Pour concevoir le personnage de Flying John, Eric Goldberg s’est notamment inspiré du journaliste et écrivain John Culhane. Né le 7 février 1934 à Rockford, dans l’Illinois, l’auteur se passionne très tôt pour le cinéma d’animation. Élève de l’Université de Saint-Louis, il accomplit l’un de ses rêves les plus chers grâce à Diane Disney qui lui permet de rencontrer son père Walt un jour d’août 1951. Son diplôme en poche, il devient journaliste et travaille pour divers titres de presse. Spécialiste de l’œuvre de Disney, il rencontre fréquemment les pionniers parmi lesquels Milt Kahl qui s’inspire de lui pour dessiner Monsieur Snoops, l’acolyte de Madame Médusa dans Les Aventures de Bernard et Bianca.

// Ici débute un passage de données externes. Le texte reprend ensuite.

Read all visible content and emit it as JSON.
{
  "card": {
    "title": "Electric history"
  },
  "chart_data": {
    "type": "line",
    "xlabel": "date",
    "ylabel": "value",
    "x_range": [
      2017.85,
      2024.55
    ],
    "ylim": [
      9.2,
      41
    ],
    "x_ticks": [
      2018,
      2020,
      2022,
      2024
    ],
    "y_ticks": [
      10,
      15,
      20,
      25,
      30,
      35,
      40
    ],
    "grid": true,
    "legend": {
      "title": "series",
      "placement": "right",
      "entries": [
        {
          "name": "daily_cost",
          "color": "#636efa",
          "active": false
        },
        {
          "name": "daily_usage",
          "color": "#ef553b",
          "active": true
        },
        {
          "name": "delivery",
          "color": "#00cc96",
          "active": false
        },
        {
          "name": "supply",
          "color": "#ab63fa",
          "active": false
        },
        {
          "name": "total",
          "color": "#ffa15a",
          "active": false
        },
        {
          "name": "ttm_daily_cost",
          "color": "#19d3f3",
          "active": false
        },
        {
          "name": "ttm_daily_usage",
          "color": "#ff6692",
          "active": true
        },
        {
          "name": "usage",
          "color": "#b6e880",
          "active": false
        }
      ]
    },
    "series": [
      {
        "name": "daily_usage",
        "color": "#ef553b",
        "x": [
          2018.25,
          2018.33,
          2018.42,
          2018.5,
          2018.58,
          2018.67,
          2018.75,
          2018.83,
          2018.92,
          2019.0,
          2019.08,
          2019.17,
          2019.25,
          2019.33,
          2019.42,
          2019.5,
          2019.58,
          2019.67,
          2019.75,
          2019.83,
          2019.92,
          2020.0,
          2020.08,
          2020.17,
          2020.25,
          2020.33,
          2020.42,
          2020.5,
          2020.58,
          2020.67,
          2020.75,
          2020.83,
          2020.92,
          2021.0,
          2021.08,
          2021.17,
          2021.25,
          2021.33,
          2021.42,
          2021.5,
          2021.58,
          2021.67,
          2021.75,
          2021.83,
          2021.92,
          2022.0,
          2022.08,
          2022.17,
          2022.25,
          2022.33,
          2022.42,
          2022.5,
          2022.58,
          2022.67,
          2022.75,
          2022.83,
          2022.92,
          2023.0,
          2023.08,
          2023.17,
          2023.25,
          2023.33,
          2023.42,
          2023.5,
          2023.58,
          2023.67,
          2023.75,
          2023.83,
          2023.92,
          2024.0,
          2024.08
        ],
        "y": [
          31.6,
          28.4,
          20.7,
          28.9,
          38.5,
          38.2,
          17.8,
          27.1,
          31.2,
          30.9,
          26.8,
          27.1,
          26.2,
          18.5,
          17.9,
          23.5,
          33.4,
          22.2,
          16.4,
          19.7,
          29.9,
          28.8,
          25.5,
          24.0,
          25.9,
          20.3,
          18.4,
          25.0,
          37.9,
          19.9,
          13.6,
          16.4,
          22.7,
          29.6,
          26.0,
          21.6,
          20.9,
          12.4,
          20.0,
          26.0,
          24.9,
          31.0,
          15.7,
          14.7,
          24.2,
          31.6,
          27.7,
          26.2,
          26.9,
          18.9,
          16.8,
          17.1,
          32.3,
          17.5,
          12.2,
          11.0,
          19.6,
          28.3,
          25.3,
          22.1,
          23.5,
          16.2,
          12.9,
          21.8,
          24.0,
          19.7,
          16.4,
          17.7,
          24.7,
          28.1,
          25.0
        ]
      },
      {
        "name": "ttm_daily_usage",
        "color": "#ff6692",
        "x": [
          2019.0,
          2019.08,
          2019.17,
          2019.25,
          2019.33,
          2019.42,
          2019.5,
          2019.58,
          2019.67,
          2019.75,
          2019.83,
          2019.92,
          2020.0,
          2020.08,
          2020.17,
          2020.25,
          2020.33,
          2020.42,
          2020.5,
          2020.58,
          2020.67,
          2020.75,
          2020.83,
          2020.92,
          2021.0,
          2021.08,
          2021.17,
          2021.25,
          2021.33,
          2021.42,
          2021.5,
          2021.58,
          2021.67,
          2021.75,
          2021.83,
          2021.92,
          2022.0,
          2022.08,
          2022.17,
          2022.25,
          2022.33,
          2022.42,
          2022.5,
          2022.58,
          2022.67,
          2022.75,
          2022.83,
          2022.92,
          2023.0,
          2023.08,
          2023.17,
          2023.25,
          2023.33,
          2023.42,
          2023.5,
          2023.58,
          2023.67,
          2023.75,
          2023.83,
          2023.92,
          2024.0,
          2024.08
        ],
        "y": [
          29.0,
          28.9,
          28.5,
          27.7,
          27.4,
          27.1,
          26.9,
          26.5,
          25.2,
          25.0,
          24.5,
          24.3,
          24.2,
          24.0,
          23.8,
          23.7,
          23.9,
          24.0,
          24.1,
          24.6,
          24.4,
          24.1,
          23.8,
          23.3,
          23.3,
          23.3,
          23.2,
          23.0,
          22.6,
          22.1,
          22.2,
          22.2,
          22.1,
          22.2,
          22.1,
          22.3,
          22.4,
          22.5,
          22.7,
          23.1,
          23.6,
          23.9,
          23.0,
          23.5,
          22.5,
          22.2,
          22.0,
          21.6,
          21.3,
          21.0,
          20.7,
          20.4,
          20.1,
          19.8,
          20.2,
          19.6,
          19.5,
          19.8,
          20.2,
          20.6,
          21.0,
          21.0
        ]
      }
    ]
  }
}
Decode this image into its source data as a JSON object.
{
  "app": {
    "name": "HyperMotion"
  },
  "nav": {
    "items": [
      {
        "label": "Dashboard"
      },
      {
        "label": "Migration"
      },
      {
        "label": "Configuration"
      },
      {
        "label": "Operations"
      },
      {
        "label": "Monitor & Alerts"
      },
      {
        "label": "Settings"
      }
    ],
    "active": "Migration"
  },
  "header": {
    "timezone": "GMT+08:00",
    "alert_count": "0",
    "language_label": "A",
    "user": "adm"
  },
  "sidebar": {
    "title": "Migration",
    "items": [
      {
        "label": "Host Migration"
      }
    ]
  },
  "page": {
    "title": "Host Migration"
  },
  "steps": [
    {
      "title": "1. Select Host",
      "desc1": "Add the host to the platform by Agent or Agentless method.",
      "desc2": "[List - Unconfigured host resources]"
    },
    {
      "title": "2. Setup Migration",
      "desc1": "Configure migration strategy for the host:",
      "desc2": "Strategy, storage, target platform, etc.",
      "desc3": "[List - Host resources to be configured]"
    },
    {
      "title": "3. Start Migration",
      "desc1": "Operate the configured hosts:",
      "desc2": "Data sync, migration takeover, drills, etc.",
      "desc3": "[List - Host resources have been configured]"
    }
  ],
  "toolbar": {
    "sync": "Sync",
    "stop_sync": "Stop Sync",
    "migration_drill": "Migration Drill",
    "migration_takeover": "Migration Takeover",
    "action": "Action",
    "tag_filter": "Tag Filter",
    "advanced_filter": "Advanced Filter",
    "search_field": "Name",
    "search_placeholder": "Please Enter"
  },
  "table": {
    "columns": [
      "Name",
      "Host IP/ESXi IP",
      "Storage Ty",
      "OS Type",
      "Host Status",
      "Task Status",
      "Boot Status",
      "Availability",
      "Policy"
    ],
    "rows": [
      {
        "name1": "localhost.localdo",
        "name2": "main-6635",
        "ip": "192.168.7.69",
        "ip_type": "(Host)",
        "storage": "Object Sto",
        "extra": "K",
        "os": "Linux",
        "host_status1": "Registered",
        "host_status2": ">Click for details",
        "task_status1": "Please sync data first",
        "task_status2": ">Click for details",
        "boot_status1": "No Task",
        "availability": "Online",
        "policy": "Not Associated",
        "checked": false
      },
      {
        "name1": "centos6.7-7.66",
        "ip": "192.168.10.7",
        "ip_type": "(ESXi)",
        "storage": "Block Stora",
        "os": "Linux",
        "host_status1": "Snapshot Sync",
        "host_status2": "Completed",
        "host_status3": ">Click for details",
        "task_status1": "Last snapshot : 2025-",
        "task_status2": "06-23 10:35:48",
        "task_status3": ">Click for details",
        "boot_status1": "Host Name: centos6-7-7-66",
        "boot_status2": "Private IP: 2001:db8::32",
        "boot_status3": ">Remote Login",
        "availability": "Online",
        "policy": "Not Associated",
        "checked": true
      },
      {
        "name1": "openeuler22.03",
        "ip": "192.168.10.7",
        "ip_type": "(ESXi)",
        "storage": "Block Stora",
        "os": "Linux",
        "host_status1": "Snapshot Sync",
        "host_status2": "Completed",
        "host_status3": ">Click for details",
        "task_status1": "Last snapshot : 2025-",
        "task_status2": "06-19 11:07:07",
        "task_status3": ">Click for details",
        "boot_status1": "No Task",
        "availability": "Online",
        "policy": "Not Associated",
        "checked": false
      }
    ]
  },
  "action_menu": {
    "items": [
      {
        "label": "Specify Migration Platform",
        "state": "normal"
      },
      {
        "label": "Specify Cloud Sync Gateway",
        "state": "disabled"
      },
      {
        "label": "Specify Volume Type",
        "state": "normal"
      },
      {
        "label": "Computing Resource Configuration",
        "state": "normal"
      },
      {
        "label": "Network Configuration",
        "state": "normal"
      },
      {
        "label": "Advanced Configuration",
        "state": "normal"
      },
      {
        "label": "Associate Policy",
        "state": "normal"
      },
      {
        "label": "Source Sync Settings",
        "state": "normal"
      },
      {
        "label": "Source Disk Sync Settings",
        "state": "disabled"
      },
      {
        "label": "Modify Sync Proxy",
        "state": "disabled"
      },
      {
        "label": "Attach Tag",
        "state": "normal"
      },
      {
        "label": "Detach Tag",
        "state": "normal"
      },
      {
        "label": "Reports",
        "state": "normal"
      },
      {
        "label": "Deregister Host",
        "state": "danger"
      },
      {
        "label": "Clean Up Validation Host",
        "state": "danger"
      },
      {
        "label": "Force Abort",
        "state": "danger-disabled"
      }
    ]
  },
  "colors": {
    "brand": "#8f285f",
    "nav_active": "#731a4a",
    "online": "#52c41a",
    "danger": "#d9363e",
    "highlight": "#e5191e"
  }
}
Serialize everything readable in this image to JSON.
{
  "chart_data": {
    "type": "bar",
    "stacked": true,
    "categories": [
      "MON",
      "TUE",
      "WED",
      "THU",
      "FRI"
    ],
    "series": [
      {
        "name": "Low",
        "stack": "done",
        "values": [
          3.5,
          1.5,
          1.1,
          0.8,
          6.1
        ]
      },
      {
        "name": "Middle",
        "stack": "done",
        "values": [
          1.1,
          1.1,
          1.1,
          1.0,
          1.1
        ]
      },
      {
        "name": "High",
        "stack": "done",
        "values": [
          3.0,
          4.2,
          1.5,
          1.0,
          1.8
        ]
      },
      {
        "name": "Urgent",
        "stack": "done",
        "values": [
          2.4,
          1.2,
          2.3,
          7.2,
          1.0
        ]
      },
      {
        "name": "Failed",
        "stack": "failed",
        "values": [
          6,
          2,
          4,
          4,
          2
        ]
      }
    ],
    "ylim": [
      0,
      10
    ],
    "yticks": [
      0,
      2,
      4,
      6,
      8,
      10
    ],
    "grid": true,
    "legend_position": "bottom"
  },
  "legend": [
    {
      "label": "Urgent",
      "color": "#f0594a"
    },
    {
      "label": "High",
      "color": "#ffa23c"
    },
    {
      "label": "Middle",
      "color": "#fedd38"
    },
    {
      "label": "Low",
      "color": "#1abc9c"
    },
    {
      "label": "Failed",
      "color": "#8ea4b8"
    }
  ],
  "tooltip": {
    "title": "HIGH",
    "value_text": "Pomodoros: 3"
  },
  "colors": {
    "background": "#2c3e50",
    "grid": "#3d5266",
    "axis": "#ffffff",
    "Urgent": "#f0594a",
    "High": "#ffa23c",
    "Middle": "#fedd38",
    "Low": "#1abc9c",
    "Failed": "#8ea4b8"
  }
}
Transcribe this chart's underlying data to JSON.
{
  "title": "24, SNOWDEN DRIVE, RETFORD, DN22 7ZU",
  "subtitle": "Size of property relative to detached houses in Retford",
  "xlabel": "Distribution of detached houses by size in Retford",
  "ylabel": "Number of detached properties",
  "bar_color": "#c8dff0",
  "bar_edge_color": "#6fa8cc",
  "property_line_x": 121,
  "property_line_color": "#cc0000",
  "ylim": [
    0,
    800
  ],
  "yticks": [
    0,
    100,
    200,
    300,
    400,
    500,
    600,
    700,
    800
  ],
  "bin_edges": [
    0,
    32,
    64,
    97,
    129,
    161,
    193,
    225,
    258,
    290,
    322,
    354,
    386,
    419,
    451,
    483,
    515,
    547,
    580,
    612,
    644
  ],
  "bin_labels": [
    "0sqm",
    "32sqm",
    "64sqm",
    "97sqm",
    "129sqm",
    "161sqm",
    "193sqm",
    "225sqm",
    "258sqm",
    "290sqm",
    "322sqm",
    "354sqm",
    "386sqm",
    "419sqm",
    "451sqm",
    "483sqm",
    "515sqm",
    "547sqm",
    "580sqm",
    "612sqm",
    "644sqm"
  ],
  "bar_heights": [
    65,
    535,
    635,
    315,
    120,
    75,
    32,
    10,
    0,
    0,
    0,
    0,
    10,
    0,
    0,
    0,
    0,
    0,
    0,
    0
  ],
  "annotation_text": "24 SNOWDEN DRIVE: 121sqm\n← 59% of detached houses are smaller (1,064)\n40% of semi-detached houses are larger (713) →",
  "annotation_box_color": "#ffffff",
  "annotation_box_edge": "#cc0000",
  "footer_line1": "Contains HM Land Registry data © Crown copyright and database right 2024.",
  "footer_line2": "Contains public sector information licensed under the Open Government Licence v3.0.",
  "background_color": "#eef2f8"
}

Auteur de nombreux ouvrages, Culhane signe notamment un livre sur la conception de Fantasia ainsi que l’art-of de sa suite, Fantasia/2000: Visions of Hope. Intervenant régulier dans les making-of des films de Disney, il décède le 30 juillet 2015 à l’âge de quatre-vingt-un ans.
En 2023, les Walt Disney Animation Studios célèbrent en grande pompe leur centième anniversaire avec Il Était une Fois un Studio, un court-métrage spécial dans lequel sont exceptionnellement rassemblés des centaines de personnages Disney d’hier et d’aujourd’hui.
Il Était une Fois un Studio
Flying John est notamment de la partie et figure sur la grande et belle photo de famille prise sur l’esplanade du Roy E. Disney Animation Building.
Personnage truculent et amusant, John fait partie de ces personnages épris de liberté qui continuent de véhiculer cette belle dose d’optimisme et de joie si présente dans l’œuvre de Disney.